CONCLUSIONS: This study adds more support for NR1D1-rearranged soft tissue tumour as an emerging entity. The occurrence of two additional tumours in the head and neck region, description of a small round cell variant and identification of novel MAML3, KMT2A and NCOA2 partners further expand its clinicopathological and molecular spectrum. More studies on larger series are necessary to validate the fully malignant potential of NR1D1-rearranged soft tissue tumour.
摘要:
目的:核受体亚家族1组D成员1(NR1D1)重排的软组织肿瘤是一种新描述的实体,具有上皮样形态和潜在的攻击行为。主要是由于认识不足,这种肿瘤类型尚未得到广泛认可。在这里,我们报告了另外4例病例,以进一步扩大其临床病理和分子谱。
结果:从我们的咨询文件中确定了4个具有NR1D1重排的间充质肿瘤。有一名男性和三名女性,年龄在19至47岁之间(中位数=28.5岁)。肿瘤发生在舌头,脖子,臀部和食指,分别。组织学上,两个肿瘤主要由上皮样细胞组成;一个肿瘤混合了上皮样-梭形细胞,一个肿瘤由单形小圆形至卵形细胞组成。通过免疫组织化学,没有一个肿瘤表达谱系特异性标记。靶向RNA测序确定了所有四个肿瘤中的NR1D1融合体,伴侣基因分别为MAML2、MAML3、KMT2A和NCOA2。通过荧光原位杂交分析证实了新的MAML3和NCOA2重排。随访(2-23个月),1例患者因切除不完全而出现局部复发,1例患者出现肺转移.另外两名患者没有疾病就活着。
结论:这项研究为NR1D1重排的软组织肿瘤作为一个新兴实体增加了更多的支持。在头部和颈部区域发生另外两个肿瘤,小圆形细胞变异体的描述和新型MAML3、KMT2A和NCOA2伴侣的鉴定进一步扩展了其临床病理和分子谱。需要对更大系列进行更多研究,以验证NR1D1重排的软组织肿瘤的完全恶性潜力。
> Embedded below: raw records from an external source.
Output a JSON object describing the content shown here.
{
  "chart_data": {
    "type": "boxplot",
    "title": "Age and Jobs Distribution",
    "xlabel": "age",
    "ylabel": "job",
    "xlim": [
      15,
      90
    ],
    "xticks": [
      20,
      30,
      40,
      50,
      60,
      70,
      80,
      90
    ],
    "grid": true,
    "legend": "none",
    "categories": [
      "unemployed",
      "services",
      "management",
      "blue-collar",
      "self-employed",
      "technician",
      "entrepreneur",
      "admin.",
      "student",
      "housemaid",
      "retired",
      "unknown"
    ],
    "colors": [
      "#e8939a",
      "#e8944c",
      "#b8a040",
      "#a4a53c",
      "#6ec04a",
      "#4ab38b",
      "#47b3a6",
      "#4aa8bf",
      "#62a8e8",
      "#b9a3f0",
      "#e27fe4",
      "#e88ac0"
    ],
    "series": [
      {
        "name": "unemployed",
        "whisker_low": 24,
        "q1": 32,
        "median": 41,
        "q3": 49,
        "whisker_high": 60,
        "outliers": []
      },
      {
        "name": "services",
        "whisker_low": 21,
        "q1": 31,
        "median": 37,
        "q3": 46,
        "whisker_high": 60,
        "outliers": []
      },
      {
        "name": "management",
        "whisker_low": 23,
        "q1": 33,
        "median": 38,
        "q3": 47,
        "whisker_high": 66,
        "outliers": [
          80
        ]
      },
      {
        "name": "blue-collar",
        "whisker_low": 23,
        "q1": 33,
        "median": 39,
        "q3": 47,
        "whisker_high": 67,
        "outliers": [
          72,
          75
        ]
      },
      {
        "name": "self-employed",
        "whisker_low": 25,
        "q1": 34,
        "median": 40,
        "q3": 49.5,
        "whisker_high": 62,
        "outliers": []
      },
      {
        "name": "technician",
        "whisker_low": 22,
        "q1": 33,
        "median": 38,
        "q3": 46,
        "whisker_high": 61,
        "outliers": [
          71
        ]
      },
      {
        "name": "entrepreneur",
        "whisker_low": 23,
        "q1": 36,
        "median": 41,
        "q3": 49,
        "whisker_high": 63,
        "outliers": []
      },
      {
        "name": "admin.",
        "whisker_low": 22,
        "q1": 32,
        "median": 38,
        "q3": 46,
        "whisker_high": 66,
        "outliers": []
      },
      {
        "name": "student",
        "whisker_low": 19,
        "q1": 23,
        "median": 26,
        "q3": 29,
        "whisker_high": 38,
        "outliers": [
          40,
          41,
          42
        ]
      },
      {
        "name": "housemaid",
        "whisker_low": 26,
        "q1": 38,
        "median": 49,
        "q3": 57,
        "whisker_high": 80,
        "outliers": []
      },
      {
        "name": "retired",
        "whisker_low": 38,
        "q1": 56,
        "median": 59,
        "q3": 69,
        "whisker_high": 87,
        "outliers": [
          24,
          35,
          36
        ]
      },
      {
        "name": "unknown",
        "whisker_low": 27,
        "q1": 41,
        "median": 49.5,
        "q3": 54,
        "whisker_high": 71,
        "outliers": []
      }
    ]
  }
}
结果:从我们的咨询文件中确定了4个具有NR1D1重排的间充质肿瘤。有一名男性和三名女性,年龄在19至47岁之间(中位数=28.5岁)。肿瘤发生在舌头,脖子,臀部和食指,分别。组织学上,两个肿瘤主要由上皮样细胞组成;一个肿瘤混合了上皮样-梭形细胞,一个肿瘤由单形小圆形至卵形细胞组成。通过免疫组织化学,没有一个肿瘤表达谱系特异性标记。靶向RNA测序确定了所有四个肿瘤中的NR1D1融合体,伴侣基因分别为MAML2、MAML3、KMT2A和NCOA2。通过荧光原位杂交分析证实了新的MAML3和NCOA2重排。随访(2-23个月),1例患者因切除不完全而出现局部复发,1例患者出现肺转移.另外两名患者没有疾病就活着。
结论:这项研究为NR1D1重排的软组织肿瘤作为一个新兴实体增加了更多的支持。在头部和颈部区域发生另外两个肿瘤,小圆形细胞变异体的描述和新型MAML3、KMT2A和NCOA2伴侣的鉴定进一步扩展了其临床病理和分子谱。需要对更大系列进行更多研究,以验证NR1D1重排的软组织肿瘤的完全恶性潜力。